Anglican Daily Fountain Devotional 7 May 2022
TOPIC: Sanctify The Lord!
- And who [is] he who will harm you if you become followers of what is good?
- But even if you should suffer for righteousness’ sake, [you are] blessed. “And do not be afraid of their threats, nor be troubled.”
- But sanctify the Lord God in your hearts, and always [be] ready to [give] a defense to everyone who asks you a reason for the hope that is in you, with meekness and fear;
- having a good conscience, that when they defame you as evildoers, those who revile your good conduct in Christ may be ashamed.
- For [it is] better, if it is the will of God, to suffer for doing good than for doing evil.
- For Christ also suffered once for sins, the just for the unjust, that He might bring us to God, being put to death in the flesh but made alive by the Spirit,
- by whom also He went and preached to the spirits in prison,
- who formerly were disobedient, when once the Divine longsuffering waited in the days of Noah, while [the] ark was being prepared, in which a few, that is, eight souls, were saved through water.
- There is also an antitype which now saves us — baptism (not the removal of the filth of the flesh, but the answer of a good conscience toward God), through the resurrection of Jesus Christ,
- who has gone into heaven and is at the right hand of God, angels and authorities and powers having been made subject to Him.
Anglican Daily Fountain Devotional 7 May 2022 STUDY
Read verse 15 of our text in different translations to get a better understanding of what it means to “sanctify the Lord in your hearts.” In this context, it could mean to praise or worship or honour the Lord or give Him a prime place in our hearts.
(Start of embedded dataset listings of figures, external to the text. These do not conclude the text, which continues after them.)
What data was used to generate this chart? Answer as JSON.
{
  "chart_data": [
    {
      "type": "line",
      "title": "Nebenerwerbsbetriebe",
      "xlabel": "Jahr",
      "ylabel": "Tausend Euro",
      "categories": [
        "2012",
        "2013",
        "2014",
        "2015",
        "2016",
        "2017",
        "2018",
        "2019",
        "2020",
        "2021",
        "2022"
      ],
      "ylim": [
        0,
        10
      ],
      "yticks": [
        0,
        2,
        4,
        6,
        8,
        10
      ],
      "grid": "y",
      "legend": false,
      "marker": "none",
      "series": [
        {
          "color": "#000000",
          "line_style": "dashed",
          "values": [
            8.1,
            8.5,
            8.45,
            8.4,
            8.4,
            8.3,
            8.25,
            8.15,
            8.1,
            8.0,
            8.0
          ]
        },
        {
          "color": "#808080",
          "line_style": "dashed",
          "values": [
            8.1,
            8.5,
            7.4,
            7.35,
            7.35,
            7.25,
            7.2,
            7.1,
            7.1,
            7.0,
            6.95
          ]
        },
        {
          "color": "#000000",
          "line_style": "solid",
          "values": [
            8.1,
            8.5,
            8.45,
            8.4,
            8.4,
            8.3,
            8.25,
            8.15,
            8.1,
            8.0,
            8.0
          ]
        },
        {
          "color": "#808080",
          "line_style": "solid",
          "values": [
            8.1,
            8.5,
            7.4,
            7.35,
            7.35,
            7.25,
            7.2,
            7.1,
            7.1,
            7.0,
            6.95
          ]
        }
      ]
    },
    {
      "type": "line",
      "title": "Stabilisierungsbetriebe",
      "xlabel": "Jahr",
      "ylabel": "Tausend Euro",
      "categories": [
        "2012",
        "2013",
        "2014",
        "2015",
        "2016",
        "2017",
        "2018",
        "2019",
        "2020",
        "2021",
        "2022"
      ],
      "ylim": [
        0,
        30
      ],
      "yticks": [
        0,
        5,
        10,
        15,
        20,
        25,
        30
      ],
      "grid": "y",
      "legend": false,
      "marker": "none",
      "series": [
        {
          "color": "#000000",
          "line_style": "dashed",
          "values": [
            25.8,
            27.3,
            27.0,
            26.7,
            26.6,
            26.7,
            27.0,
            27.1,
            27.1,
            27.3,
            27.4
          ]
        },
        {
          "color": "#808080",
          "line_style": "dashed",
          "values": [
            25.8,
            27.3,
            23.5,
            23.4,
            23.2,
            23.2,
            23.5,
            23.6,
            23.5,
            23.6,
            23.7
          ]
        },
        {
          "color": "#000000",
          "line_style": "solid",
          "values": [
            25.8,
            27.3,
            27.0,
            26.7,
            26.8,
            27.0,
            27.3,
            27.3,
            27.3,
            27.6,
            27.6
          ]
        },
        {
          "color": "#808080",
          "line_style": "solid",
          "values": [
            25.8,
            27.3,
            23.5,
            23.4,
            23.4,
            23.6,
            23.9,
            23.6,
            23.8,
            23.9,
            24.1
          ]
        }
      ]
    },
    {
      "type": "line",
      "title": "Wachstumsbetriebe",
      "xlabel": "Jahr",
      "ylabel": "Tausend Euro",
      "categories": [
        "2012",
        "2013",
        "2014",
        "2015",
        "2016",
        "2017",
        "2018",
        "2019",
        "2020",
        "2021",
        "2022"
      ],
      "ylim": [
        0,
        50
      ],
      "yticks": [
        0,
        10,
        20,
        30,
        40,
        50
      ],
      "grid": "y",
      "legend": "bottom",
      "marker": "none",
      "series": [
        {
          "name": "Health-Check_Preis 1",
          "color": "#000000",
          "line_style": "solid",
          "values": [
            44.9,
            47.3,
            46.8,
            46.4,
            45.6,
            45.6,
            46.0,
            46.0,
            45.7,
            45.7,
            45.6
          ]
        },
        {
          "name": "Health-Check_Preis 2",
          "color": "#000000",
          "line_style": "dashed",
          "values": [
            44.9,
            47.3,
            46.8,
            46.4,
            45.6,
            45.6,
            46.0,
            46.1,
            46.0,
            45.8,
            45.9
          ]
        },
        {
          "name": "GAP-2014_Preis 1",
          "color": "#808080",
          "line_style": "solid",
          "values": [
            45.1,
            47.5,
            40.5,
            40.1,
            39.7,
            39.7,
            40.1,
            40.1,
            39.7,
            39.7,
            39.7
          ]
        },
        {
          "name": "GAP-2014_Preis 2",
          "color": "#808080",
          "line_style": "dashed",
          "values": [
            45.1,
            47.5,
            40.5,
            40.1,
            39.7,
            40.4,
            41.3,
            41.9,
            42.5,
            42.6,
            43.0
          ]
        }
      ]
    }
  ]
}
Serving God in this way obviously means living a life of righteousness.
This is often evident through good works and good conduct. But such righteous living may bring suffering, threats, and the like from powers that be. Should this happen, verses 14 and 17 show that it is better to suffer for doing good than for doing evil. Christ also suffered to save us, and He bore it gladly (verse 18).
Having won the victory, He received a name that is above every other name, and all authorities in heaven and on earth and everywhere else are under Him (verse 22; Philippians 2:9-11).
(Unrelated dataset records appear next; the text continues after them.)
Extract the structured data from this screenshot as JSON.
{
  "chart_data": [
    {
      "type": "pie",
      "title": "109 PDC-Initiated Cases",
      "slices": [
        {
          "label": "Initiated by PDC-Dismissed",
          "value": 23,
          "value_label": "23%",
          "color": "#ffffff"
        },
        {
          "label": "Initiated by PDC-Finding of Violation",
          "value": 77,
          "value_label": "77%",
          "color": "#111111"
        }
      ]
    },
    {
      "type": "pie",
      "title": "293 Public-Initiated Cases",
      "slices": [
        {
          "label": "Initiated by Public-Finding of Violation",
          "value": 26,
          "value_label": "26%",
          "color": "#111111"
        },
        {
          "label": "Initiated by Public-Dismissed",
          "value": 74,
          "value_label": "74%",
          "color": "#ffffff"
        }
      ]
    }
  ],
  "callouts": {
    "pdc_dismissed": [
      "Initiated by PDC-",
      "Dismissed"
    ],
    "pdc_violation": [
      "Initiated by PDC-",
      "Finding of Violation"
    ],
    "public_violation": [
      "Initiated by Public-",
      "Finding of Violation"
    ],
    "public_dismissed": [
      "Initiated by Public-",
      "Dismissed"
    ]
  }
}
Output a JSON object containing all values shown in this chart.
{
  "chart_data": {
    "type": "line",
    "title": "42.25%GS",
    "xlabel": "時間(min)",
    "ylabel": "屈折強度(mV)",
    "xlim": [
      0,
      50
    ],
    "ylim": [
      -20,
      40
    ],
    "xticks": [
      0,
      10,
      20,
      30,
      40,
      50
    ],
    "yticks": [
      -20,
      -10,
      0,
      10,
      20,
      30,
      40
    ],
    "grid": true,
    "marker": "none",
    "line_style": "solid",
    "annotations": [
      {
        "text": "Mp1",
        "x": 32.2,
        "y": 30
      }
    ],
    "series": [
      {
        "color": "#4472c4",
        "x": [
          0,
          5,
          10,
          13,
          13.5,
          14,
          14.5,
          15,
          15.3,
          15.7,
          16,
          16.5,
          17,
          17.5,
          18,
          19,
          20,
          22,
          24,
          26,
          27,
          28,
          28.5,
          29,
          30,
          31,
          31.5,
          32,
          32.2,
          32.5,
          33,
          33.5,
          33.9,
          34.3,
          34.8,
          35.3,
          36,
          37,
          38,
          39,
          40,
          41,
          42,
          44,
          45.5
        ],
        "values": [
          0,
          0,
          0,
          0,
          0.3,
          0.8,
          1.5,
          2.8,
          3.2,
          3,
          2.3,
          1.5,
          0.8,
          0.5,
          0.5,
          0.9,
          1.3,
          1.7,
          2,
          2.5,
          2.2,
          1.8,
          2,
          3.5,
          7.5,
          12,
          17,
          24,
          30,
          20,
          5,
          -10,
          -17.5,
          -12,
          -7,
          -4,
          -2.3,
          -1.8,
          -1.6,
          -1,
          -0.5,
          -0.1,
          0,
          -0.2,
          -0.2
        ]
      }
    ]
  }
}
If we suffer for His sake, we should also reign with Him (2 Timothy 2:11-12). As we sanctify the Lord in our hearts, people may raise several questions about our righteous lifestyles and hope in Christ (verse 15). We should respond to such questions calmly and without any shame (Romans 1:16). Like Paul during his defence before King Agrippa, we could even use such opportunities for evangelism (Acts 26:28-29).
PRAYER: Lord, I present myself afresh to You, as a living sacrifice, holy and acceptable (Romans 12: 1-2).